The USDA is not expanding its power in a smart or efficient way. Its inspection program virtually duplicates the FDA program, according to the Government Accounting Office, which says in a report:
First, the program requires implementation of hazard analysis plans that are essentially the same as FDA’s hazard analysis requirements. Second, if the program is implemented, as many as three agencies—FDA, FSIS, and NMFS—could inspect facilities that process both catfish and other types of seafood. Both FDA and NMFS officials stated that continuous inspection will not improve catfish safety and is counter to the use of FDA’s hazard analysis requirements, in which systems are most efficiently monitored periodically rather than daily. Third, the FDA Food Safety Modernization Act (FSMA) gives FDA authority to establish a system to accredit third party auditors, including foreign governments, to certify imported seafood meets FDA regulatory requirements.
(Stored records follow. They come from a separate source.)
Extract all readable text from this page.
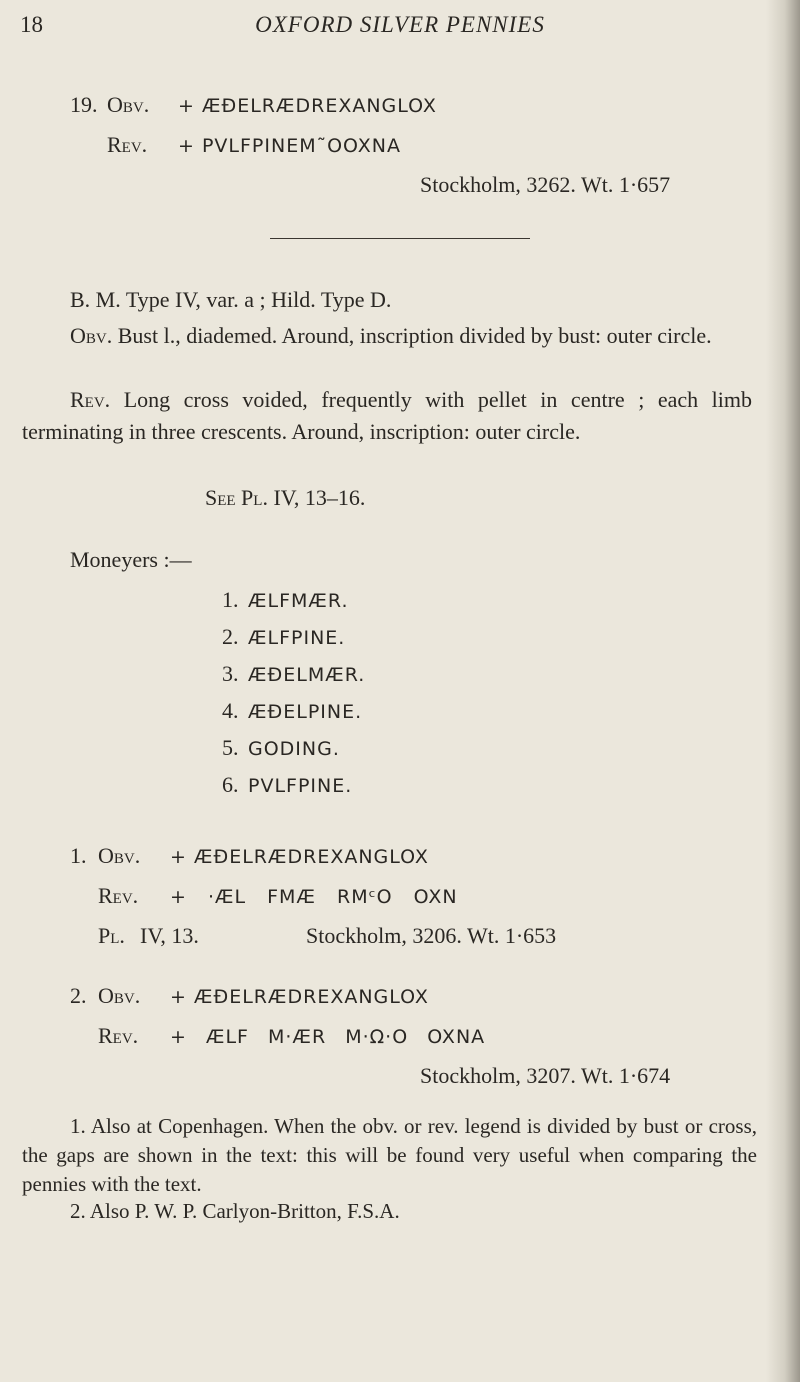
18	OXFORD SILVER PENNIES
19. Obv. + ÆÐELRÆDREXANGLOX
Rev. + PVLFPINEM˜OOXNA
Stockholm, 3262. Wt. 1·657
B. M. Type IV, var. a ; Hild. Type D.
Obv. Bust l., diademed. Around, inscription divided by bust: outer circle.
Rev. Long cross voided, frequently with pellet in centre ; each limb terminating in three crescents. Around, inscription: outer circle.
See Pl. IV, 13–16.
Moneyers :—
1. ÆLFMÆR.
2. ÆLFPINE.
3. ÆÐELMÆR.
4. ÆÐELPINE.
5. GODING.
6. PVLFPINE.
1. Obv. + ÆÐELRÆDREXANGLOX
Rev. + ·ÆL FMÆ RMᶜO OXN
Pl. IV, 13.	Stockholm, 3206. Wt. 1·653
2. Obv. + ÆÐELRÆDREXANGLOX
Rev. + ÆLF M·ÆR M·Ω·O OXNA
Stockholm, 3207. Wt. 1·674
1. Also at Copenhagen. When the obv. or rev. legend is divided by bust or cross, the gaps are shown in the text: this will be found very useful when comparing the pennies with the text.
2. Also P. W. P. Carlyon-Britton, F.S.A.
As can be expected of any federal intrusion, the USDA’s inspection program will raises costs twice: Once in the cost of the program itself, and again in the program’s impact on commercial fish producers and the stores and restaurants that sell the fish.
According to FSIS, implementing this program will cost the government and industry about $14 million annually. If FSIS’s proposed program were implemented, GAO expects it would cause duplication and inefficient use of resources in several key areas.
There may be protectionism lurking behind support for the USDA’s inspection program. At the 72:22 mark in the linked video, a program supporter in the Senate, Sen. Thad Cochran (R-MS) comes out and says that the expensive, duplicative inspection program is a way of “dealing with competition from overseas” to protect a “very substantial financial investment.” That’s not what food inspections are supposed to be for.
Some on the House Agriculture Committee who support the USDA’s inspection program refused to back down and went bipartisan Orwellian. Rep. Martha Roby (R-AL) said with a straight face during hearings on the bill that eliminating the USDA program, which costs about $14 million a year and the GAO considers unnecessary, would not save the taxpayers one penny. Rep. Terri Sewell (D-AL) also evidently has not read the GAO report, and testified that eliminating the program would not save any money. Clearly, eliminating a program that costs $14 million would say, oh, about $14 million.
Failure to read reports and legislation before voting is not a crime in Washington, but both can lead to harmful effects like ObamaCare. In the case of the catfish inspections, it led to the House Ag Committee rejecting the Hertzler amendment by a vote of 25-20, which would have eliminated the USDA program. The House’s version of the Farm Bill still includes the wasteful USDA catfish inspection program.